People began to stir and move. Clodagh was the first to rise.

She smiled beatifically. “Well, Petaybee has spoken. Did everybody get the message?”

People nodded to each other, though some a little doubtfully.

Murel wondered what the shanachie meant, since usually the communion was somewhat different from person to person. Mum and Da, for instance, were so tightly entwined they seemed to entirely forget where they were.

Ke-ola opened his eyes, blinking, then rubbing them.

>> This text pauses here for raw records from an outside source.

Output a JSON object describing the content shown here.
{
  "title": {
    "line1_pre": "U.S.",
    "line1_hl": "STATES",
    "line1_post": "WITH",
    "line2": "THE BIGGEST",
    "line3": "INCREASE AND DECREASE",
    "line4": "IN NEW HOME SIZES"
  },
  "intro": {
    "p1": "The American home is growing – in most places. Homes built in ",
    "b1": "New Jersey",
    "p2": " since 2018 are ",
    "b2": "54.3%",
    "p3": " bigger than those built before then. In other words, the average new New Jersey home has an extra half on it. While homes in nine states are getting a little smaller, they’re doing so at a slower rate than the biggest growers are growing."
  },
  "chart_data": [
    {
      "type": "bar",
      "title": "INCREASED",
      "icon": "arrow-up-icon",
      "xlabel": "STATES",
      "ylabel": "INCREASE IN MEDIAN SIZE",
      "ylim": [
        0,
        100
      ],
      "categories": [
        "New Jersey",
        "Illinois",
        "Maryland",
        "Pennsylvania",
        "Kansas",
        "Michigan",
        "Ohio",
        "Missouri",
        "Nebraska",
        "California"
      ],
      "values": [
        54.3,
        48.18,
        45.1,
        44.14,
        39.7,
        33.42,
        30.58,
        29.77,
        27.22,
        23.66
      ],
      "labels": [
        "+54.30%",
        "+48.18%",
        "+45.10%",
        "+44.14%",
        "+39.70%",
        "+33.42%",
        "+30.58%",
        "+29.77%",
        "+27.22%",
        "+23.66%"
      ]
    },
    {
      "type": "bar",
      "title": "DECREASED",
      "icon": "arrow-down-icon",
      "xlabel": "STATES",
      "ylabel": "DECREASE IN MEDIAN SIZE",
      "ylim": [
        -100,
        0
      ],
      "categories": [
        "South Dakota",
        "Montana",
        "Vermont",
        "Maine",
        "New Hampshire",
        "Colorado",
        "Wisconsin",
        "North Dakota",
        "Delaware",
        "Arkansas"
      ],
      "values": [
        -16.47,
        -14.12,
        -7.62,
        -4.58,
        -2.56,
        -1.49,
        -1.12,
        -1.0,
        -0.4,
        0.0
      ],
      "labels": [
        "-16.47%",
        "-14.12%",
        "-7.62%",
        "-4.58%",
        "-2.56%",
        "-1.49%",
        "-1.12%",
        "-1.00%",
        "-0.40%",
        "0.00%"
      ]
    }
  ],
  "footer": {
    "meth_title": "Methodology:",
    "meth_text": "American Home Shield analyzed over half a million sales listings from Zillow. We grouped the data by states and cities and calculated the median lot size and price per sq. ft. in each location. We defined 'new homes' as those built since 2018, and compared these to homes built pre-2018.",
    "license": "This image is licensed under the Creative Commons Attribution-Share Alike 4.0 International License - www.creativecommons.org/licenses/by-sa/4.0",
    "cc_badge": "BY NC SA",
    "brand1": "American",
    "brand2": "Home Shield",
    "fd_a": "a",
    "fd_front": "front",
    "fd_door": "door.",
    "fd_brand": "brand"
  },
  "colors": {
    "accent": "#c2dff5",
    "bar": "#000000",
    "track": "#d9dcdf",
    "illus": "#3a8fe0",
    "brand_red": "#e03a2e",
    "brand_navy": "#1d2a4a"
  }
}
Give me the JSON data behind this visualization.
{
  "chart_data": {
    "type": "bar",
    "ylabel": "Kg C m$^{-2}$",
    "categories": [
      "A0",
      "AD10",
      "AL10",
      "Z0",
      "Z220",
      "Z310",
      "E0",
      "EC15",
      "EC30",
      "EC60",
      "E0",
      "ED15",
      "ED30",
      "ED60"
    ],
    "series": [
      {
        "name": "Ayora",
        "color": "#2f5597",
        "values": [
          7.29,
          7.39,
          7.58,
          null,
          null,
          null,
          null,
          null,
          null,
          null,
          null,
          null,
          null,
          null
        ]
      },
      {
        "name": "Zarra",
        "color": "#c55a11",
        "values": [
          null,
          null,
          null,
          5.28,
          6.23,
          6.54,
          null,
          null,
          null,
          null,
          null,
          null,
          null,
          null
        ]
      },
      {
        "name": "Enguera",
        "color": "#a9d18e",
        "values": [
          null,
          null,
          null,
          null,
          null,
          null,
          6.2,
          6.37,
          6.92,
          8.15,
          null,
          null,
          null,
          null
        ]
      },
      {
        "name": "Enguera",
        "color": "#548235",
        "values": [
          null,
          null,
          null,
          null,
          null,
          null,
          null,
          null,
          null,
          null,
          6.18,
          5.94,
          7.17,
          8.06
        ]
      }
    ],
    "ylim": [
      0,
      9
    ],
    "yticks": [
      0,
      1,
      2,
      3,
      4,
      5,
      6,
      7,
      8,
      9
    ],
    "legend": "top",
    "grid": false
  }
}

“You, young man, you understand what our world is saying?” Clodagh asked.

He shrugged. “I—I think so.”

“I hope you do, because Petaybee told
me
that you, of all the people here, are the one who understands the need for the warm landmass and the one who wants it. You were the one to welcome it with your song. Soon Marmie’s ship will be flying back into space, and before you go, Petaybee has a question. Did you get it?”

He blinked and shook his head uncertainly.

“You, Murel and Ronan, did
you
?”

They exchanged looks, widened their eyes at Clodagh and shook their heads too.

Clodagh began to laugh. She turned to Marmie. “I thought these kids were getting an education up there in your sky house, Marmie, but they don’t even seem to see the obvious.”

Ronan, who didn’t have much patience and knew when he was being teased, prompted, “Which
is?
You’re the wisewoman, Clodagh. You tell us.”

“It’s dead simple, boy. Petaybee loves your new friend and wants you all to find out if there are any more like him out there that you can bring home.”